Les compositeurs belges depuis 1830

Régulièrement nous vous proposons de découvrir une thématique, un parcours, un artiste sous forme d’une mise en valeur dans notre rayon « Suggestion littéraire et/ou classique ». Pas d’inquiétude, nous continuerons à alimenter vos découvertes en ce sens tout au long de l’année.

Dès à présent, nous voudrions vous proposer de parcourir et découvrir notre nouvelle mise en valeur qui deviendra permanente et sera consacrée aux compositeurs belges depuis 1830.

Pourquoi une telle démarche ?

A maintes reprises, certains d’entre vous ont manifesté le souhait de mieux connaître les compositeurs belges.
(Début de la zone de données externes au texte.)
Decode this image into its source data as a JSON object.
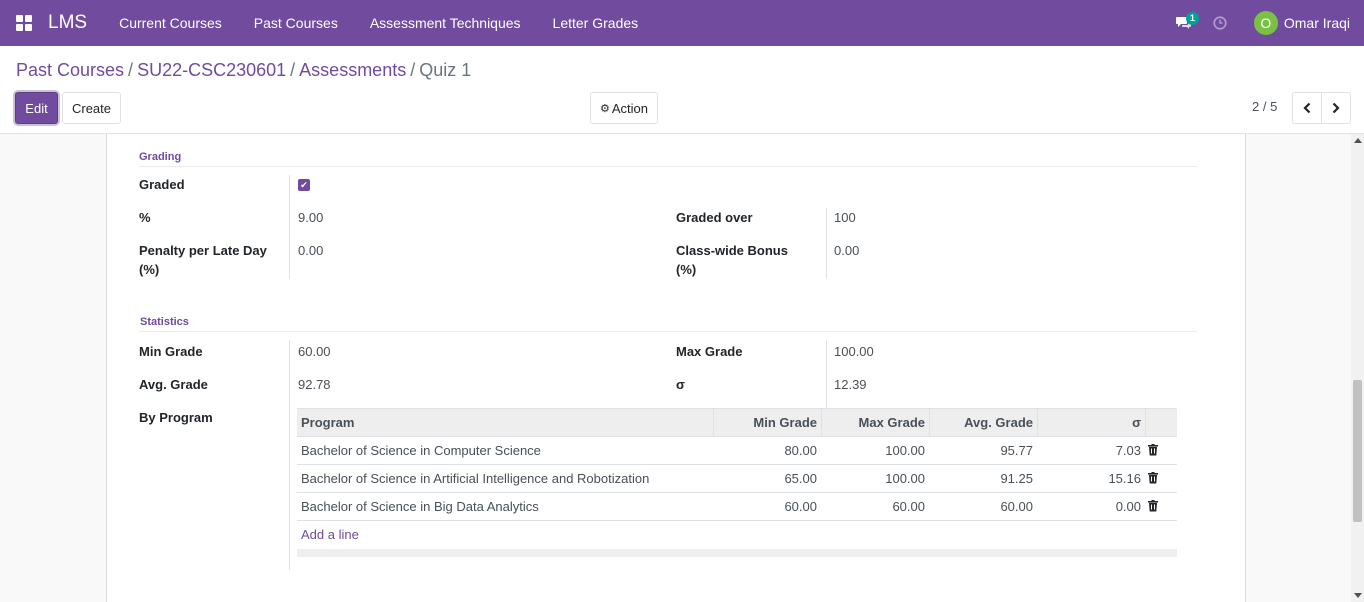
{
  "navbar": {
    "brand": "LMS",
    "menu": [
      "Current Courses",
      "Past Courses",
      "Assessment Techniques",
      "Letter Grades"
    ],
    "message_count": "1",
    "user_initial": "O",
    "user_name": "Omar Iraqi"
  },
  "breadcrumb": {
    "items": [
      "Past Courses",
      "SU22-CSC230601",
      "Assessments"
    ],
    "active": "Quiz 1",
    "separator": "/"
  },
  "buttons": {
    "edit": "Edit",
    "create": "Create",
    "action": "Action"
  },
  "pager": {
    "value": "2 / 5"
  },
  "grading": {
    "title": "Grading",
    "graded_label": "Graded",
    "graded": true,
    "percent_label": "%",
    "percent_value": "9.00",
    "graded_over_label": "Graded over",
    "graded_over_value": "100",
    "penalty_label": "Penalty per Late Day (%)",
    "penalty_value": "0.00",
    "bonus_label": "Class-wide Bonus (%)",
    "bonus_value": "0.00"
  },
  "statistics": {
    "title": "Statistics",
    "min_label": "Min Grade",
    "min_value": "60.00",
    "max_label": "Max Grade",
    "max_value": "100.00",
    "avg_label": "Avg. Grade",
    "avg_value": "92.78",
    "sigma_label": "σ",
    "sigma_value": "12.39",
    "by_program_label": "By Program"
  },
  "program_table": {
    "columns": [
      "Program",
      "Min Grade",
      "Max Grade",
      "Avg. Grade",
      "σ"
    ],
    "rows": [
      {
        "program": "Bachelor of Science in Computer Science",
        "min": "80.00",
        "max": "100.00",
        "avg": "95.77",
        "sigma": "7.03"
      },
      {
        "program": "Bachelor of Science in Artificial Intelligence and Robotization",
        "min": "65.00",
        "max": "100.00",
        "avg": "91.25",
        "sigma": "15.16"
      },
      {
        "program": "Bachelor of Science in Big Data Analytics",
        "min": "60.00",
        "max": "60.00",
        "avg": "60.00",
        "sigma": "0.00"
      }
    ],
    "add_line": "Add a line"
  },
  "colors": {
    "brand": "#714b9e",
    "badge": "#00a09d",
    "avatar": "#7ac143"
  }
}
La date de 1830 n’est pas un hasard puisqu’elle correspond à l’année de la révolution belge qui un an plus tard a mené à la création de l’état belge.

Cette mise en évidence permanente s’adresse à tous-ceux qui désirent voyager dans le temps de ces 180 années que les compositeurs belges ont marqué de leur talent. Beaucoup de ces compositeurs ont influencé le cours de l’histoire de la musqiue de leur temps, rayonnant à travers l’Europe voire à travers le monde.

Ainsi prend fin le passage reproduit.